Because an ETF tracks the performance of a group of companies, it is typically less risky because if a few companies are not performing well, all other companies tracked by the ETF can still average out the performance of the ETF as a whole, or render the “badly” performing companies insignificant.
The most popular ETFs are usually those that track S&P 500, which has historically increased in value over the past 40 years.
Technically, there are many classifications of ETFs, from speciality ETFs, commodity ETFs, fixed-income ETFs, equity ETFs, the list goes on. However, as a beginner in the stock market, I believe there’s no need to look into all of these classifications too much just yet because it only creates a veil of complexity that would stop you from investing in the first place as an everyday investor.

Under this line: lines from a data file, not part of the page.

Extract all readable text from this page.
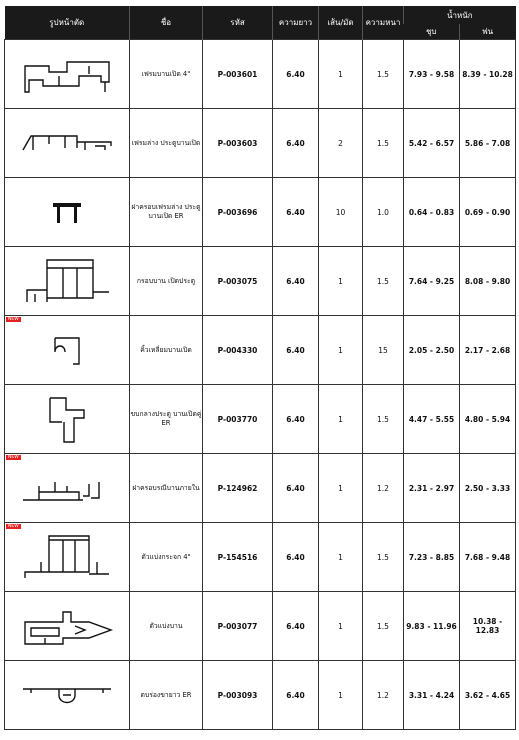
รูปหน้าตัด	ชื่อ	รหัส	ความยาว	เส้น/มัด	ความหนา	น้ำหนัก	
						ชุบ	พ่น

	เฟรมบานเปิด 4"	P-003601	6.40	1	1.5	7.93 - 9.58	8.39 - 10.28

	เฟรมล่าง ประตูบานเปิด	P-003603	6.40	2	1.5	5.42 - 6.57	5.86 - 7.08

	ฝาครอบเฟรมล่าง ประตูบานเปิด ER	P-003696	6.40	10	1.0	0.64 - 0.83	0.69 - 0.90

	กรอบบาน เปิดประตู	P-003075	6.40	1	1.5	7.64 - 9.25	8.08 - 9.80

NEW	คิ้วเหลี่ยมบานเปิด	P-004330	6.40	1	15	2.05 - 2.50	2.17 - 2.68

	ขบกลางประตู บานเปิดคู่ ER	P-003770	6.40	1	1.5	4.47 - 5.55	4.80 - 5.94

NEW	ฝาครอบรณีบานภายใน	P-124962	6.40	1	1.2	2.31 - 2.97	2.50 - 3.33

NEW	ตัวแบ่งกระจก 4"	P-154516	6.40	1	1.5	7.23 - 8.85	7.68 - 9.48

	ตัวแบ่งบาน	P-003077	6.40	1	1.5	9.83 - 11.96	10.38 - 12.83

	ตบร่องขายาว ER	P-003093	6.40	1	1.2	3.31 - 4.24	3.62 - 4.65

A classification of ETFs that would otherwise benefit beginners is simply the knowledge that there are ETFs in various economy sectors. For example, there are bank ETFs that track the performance of a collection of bank institutions. There are also energy and oil company ETFs, gold and precious metal ETFs, real estate ETFs, cryptocurrency ETFs, and more. All of these are indirect ways to invest in sectors that you have confidence in.
How to Buy ETFs?
Investing in ETFs these days are much simpler than it was in the past. All you need is:
- A smartphone
- Be the age of majority in your country/state/province of residence
- A bank account
- A stock/ETF investment app
Which Investment App Should I Use?
The answer to this would vary between different countries, so it might be a good idea to do some research on online forums and social media for an investment app that is commonly used in your country of residence. For example, in Canada, Wealthsimple is amongst the most popular investment app for beginners and seasoned investors. In the U.S, apps like Charles Schwab and Fidelity are used pretty often.
Which ETFs Should I Buy?
The typical advice that is often given for beginners is to invest in ETFs that track S&P 500, such as VOO (Vanguard 500 Index Fund ETF), because it has historically performed well and you are essentially investing in 500 largest U.S. companies that are probably not going anywhere anytime soon. VOO is a U.S.-listed ETF, and if you do not reside in the U.S., you might still be able to purchase it but possibly with additional currency exchange fees or taxes, depending on your country of residence and the investment broker service that you are using.
In Canada, the equivalent of the VOO ETF is VFV (Vanguard S&P 500 Index ETF). VFV is Canadian-listed, but it tracks the same S&P 500 companies as VOO. If you are located in another region, you can try doing some research on the equivalent of VOO in your country of residence.
Aside from ETFs that track S&P 500, you may want to explore other types of ETFs mentioned above, such as bank ETFs, energy and oil company ETFs, or real estate ETFs. Your understanding of the economy and the sectors you think would grow in the future can be a starting point for you to select an ETF to purchase in.
Another way to find out which ETFs you might want to invest in is by going through forums and social media to observe what others are doing. If a particular ETF gets recommended frequently, it’s probably an indication that there is confidence in the investment and the people who have purchased it would likely have done some research into them. This is basic, but if you’re a beginner, it’s not a bad way to get started and you’ll certainly starting picking up a thing or two as you go along.